Doku „Mr. Gay Syria“: Eines Tages wird meine Maske fallen

Ayşe Topraks bewegende Dokumentation „Mr. Gay Syria“ zeigt das Schicksal einer Gruppe schwuler Geflüchteter in Istanbul. Und ihren Weg in die Freiheit.

Husein redet auf einen leeren Stuhl ein. Er stellt sich vor, dass dort seine Mutter sitzt und er ihr endlich sagt, was ihm schon lange auf dem Herzen liegt: „Ich bin schwul. Bleib stolz auf mich“, sagt er, legt den Kopf auf die Sitzfläche und verstummt. Applaus. Tränen. Der Saal ist bewegt vom Monolog des 24-Jährigen, der in grauen Jeans und im grauem Sweatshirt auf der Bühne steht.

Er ist einer von fünf Teilnehmern des Wettbewerbs um den Titel „Mr. Gay Syria“, der in Istanbul ausgetragen wird. Die anderen jungen Männer aus Syrien zeigen Tänze, manche in erotischen Outfits und High Heels. Doch am Ende gewinnt der aus Afrin stammende Husein mit seiner emotionalen Performance. Wie er umringt von seinen Konkurrenten die Siegertrophäe bekommt, ist schon nach einer halben Stunde in Ayşe Topraks bewegender Dokumentation „Mr. Gay Syria“ zu sehen. Denn entgegen der üblichen Dramaturgie geht es hier nicht in erster Linie ums Gewinnen. Husein und die mit ihm befreundeten anderen Teilnehmer haben wichtigere Probleme.
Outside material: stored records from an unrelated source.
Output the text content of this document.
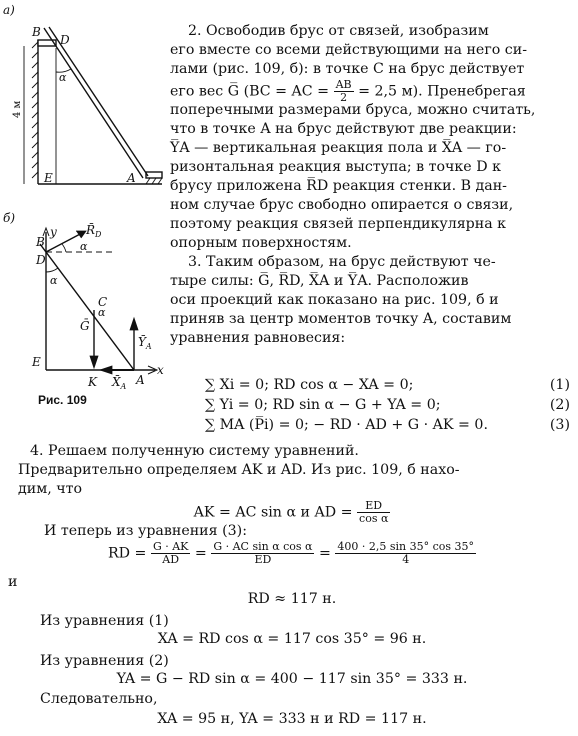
а)
B
D
α
E	A
4 м
б)
B
y $R̄_D$
D
α
α
α
C
Ḡ
$Ȳ_A$
E
K $X̄_A$ A
x
Рис. 109
2. Освободив брус от связей, изобразим
его вместе со всеми действующими на него си-
лами (рис. 109, б): в точке C на брус действует
его вес G̅ (BC = AC = $\frac{AB}{2} = 2,5$ м). Пренебрегая
поперечными размерами бруса, можно считать,
что в точке A на брус действуют две реакции:
Y̅A — вертикальная реакция пола и X̅A — го-
ризонтальная реакция выступа; в точке D к
брусу приложена R̅D реакция стенки. В дан-
ном случае брус свободно опирается о связи,
поэтому реакция связей перпендикулярна к
опорным поверхностям.
3. Таким образом, на брус действуют че-
тыре силы: G̅, R̅D, X̅A и Y̅A. Расположив
оси проекций как показано на рис. 109, б и
приняв за центр моментов точку A, составим
уравнения равновесия:
∑ Xi = 0; RD cos α − XA = 0;	(1)
∑ Yi = 0; RD sin α − G + YA = 0;	(2)
∑ MA (P̅i) = 0; − RD · AD + G · AK = 0.	(3)
4. Решаем полученную систему уравнений.
Предварительно определяем AK и AD. Из рис. 109, б нахо-
дим, что
AK = AC sin α и AD = $\frac{ED}{\text{cos α}}$
И теперь из уравнения (3):
RD = $\frac{G \cdot AK}{AD} = \frac{\text{G · AC sin α cos α}}{ED} = \frac{400 \cdot 2,5 \sin 35^\circ \cos 35^\circ}{4}$
и
RD ≈ 117 н.
Из уравнения (1)
XA = RD cos α = 117 cos 35° = 96 н.
Из уравнения (2)
YA = G − RD sin α = 400 − 117 sin 35° = 333 н.
Следовательно,
XA = 95 н, YA = 333 н и RD = 117 н.
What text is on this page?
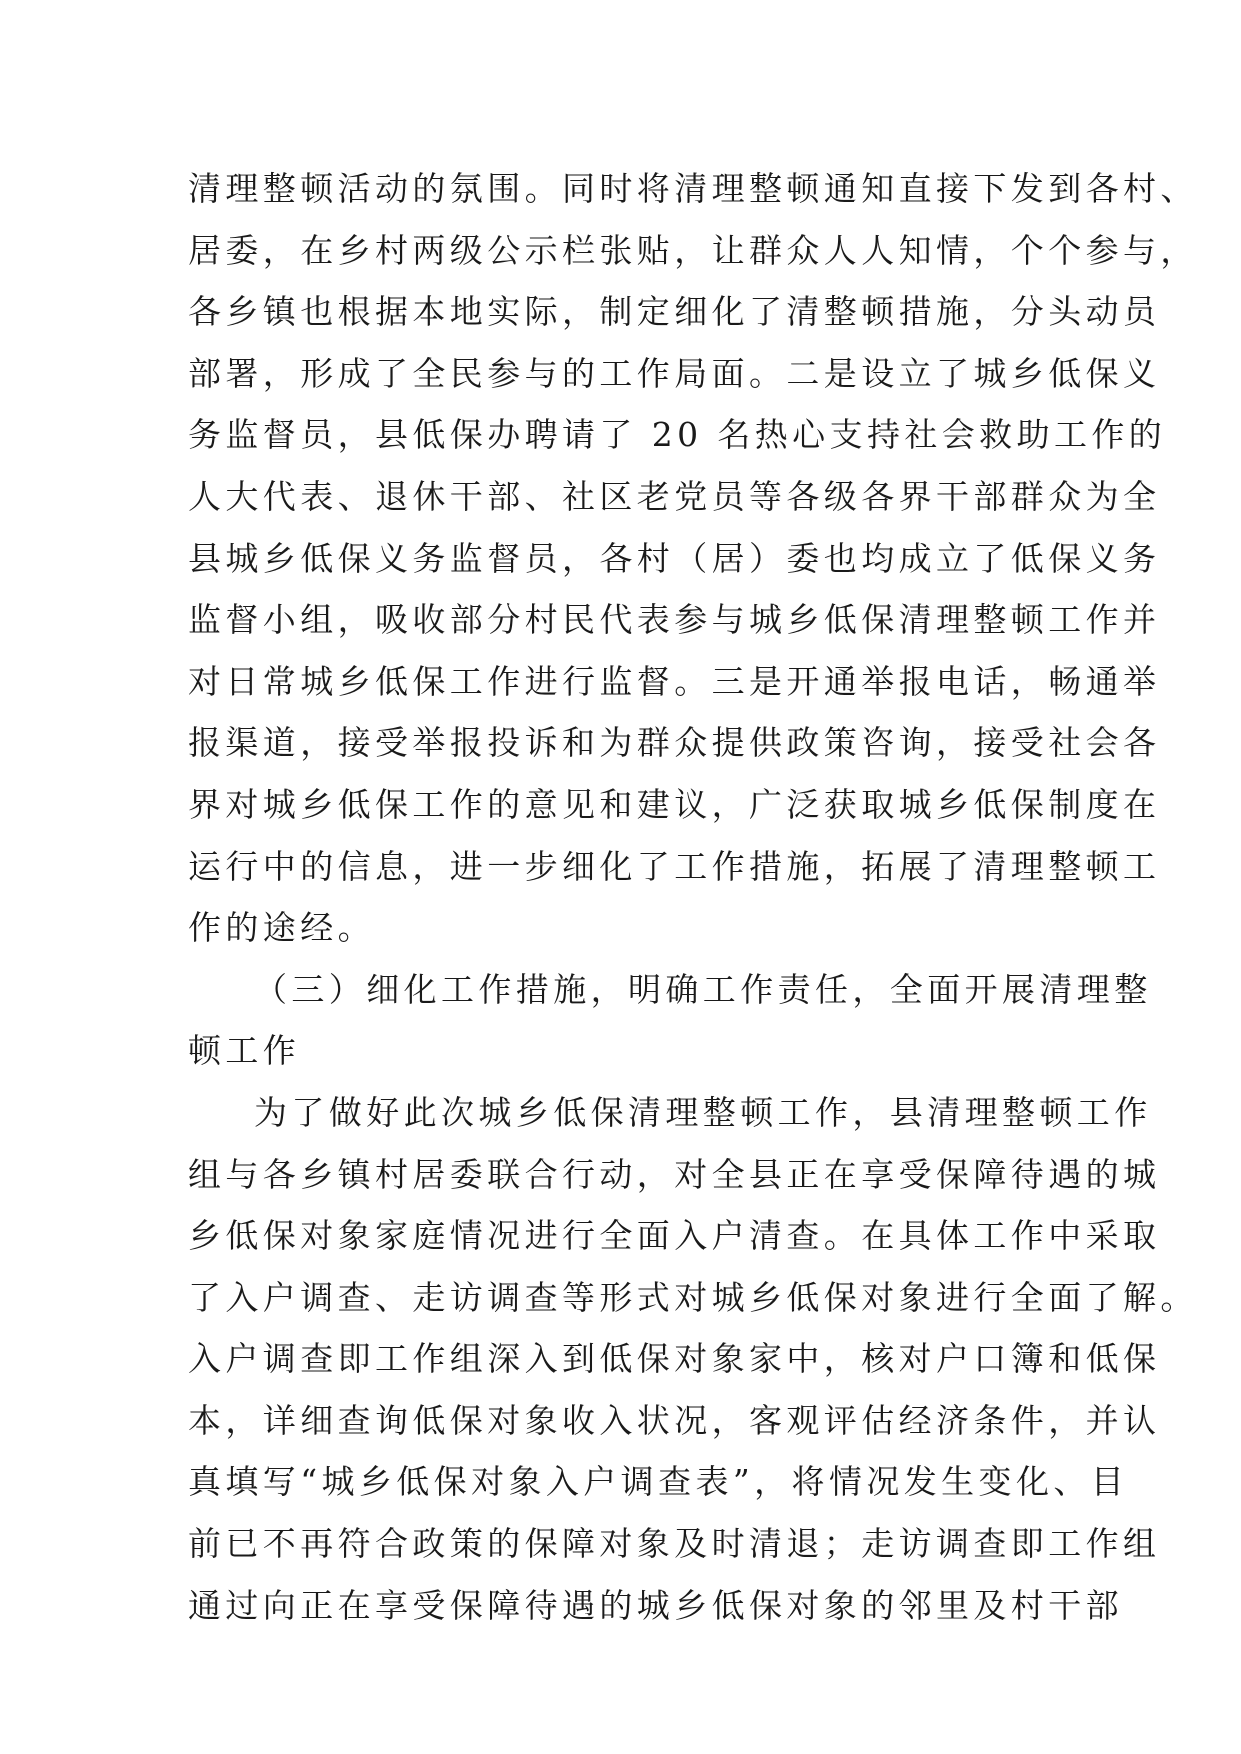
清理整顿活动的氛围。同时将清理整顿通知直接下发到各村、
居委，在乡村两级公示栏张贴，让群众人人知情，个个参与，
各乡镇也根据本地实际，制定细化了清整顿措施，分头动员
部署，形成了全民参与的工作局面。二是设立了城乡低保义
务监督员，县低保办聘请了 20 名热心支持社会救助工作的
人大代表、退休干部、社区老党员等各级各界干部群众为全
县城乡低保义务监督员，各村（居）委也均成立了低保义务
监督小组，吸收部分村民代表参与城乡低保清理整顿工作并
对日常城乡低保工作进行监督。三是开通举报电话，畅通举
报渠道，接受举报投诉和为群众提供政策咨询，接受社会各
界对城乡低保工作的意见和建议，广泛获取城乡低保制度在
运行中的信息，进一步细化了工作措施，拓展了清理整顿工
作的途经。
（三）细化工作措施，明确工作责任，全面开展清理整
顿工作
为了做好此次城乡低保清理整顿工作，县清理整顿工作
组与各乡镇村居委联合行动，对全县正在享受保障待遇的城
乡低保对象家庭情况进行全面入户清查。在具体工作中采取
了入户调查、走访调查等形式对城乡低保对象进行全面了解。
入户调查即工作组深入到低保对象家中，核对户口簿和低保
本，详细查询低保对象收入状况，客观评估经济条件，并认
真填写“城乡低保对象入户调查表”，将情况发生变化、目
前已不再符合政策的保障对象及时清退；走访调查即工作组
通过向正在享受保障待遇的城乡低保对象的邻里及村干部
Das Ziel ist "Mr. Gay World" auf Malta

Sie alle mussten vor dem Krieg in ihrer Heimat fliehen und möchten nach Europa weiterreisen. Jetzt hängen sie in der türkischen Hauptstadt fest, wo sie manchmal Besuch von ihrem Landsmann Mahmoud Hassino bekommen. Der schwule Aktivist hat Asyl in Deutschland bekommen und arbeitet bei der Berliner Schwulenberatung.

Hassino ist der zweite Protagonist des Films, er hat sich 2016 den „Mr. Gay Syria“-Wettbewerb für die Exil-Syrer ausgedacht und organisiert die Veranstaltung. Sein Plan: Der Gewinner soll zum internationalen Schönheitswettbewerb „Mr. Gay World“ fahren – und damit auch einen Weg aus der Türkei finden. Eine sehr optimistische, fast utopische Idee, die jedoch viele positive Auswirkungen auf den Istanbuler Alltag der Teilnehmer hat. So machen sie sich freudig an die Vorbereitungen, kaufen Kostüme, studieren ihre Showbeiträge ein. Was sie ein wenig von ihrer schwierigen Lage ablenkt und ihnen zu mehr Selbstbewusstsein verhilft.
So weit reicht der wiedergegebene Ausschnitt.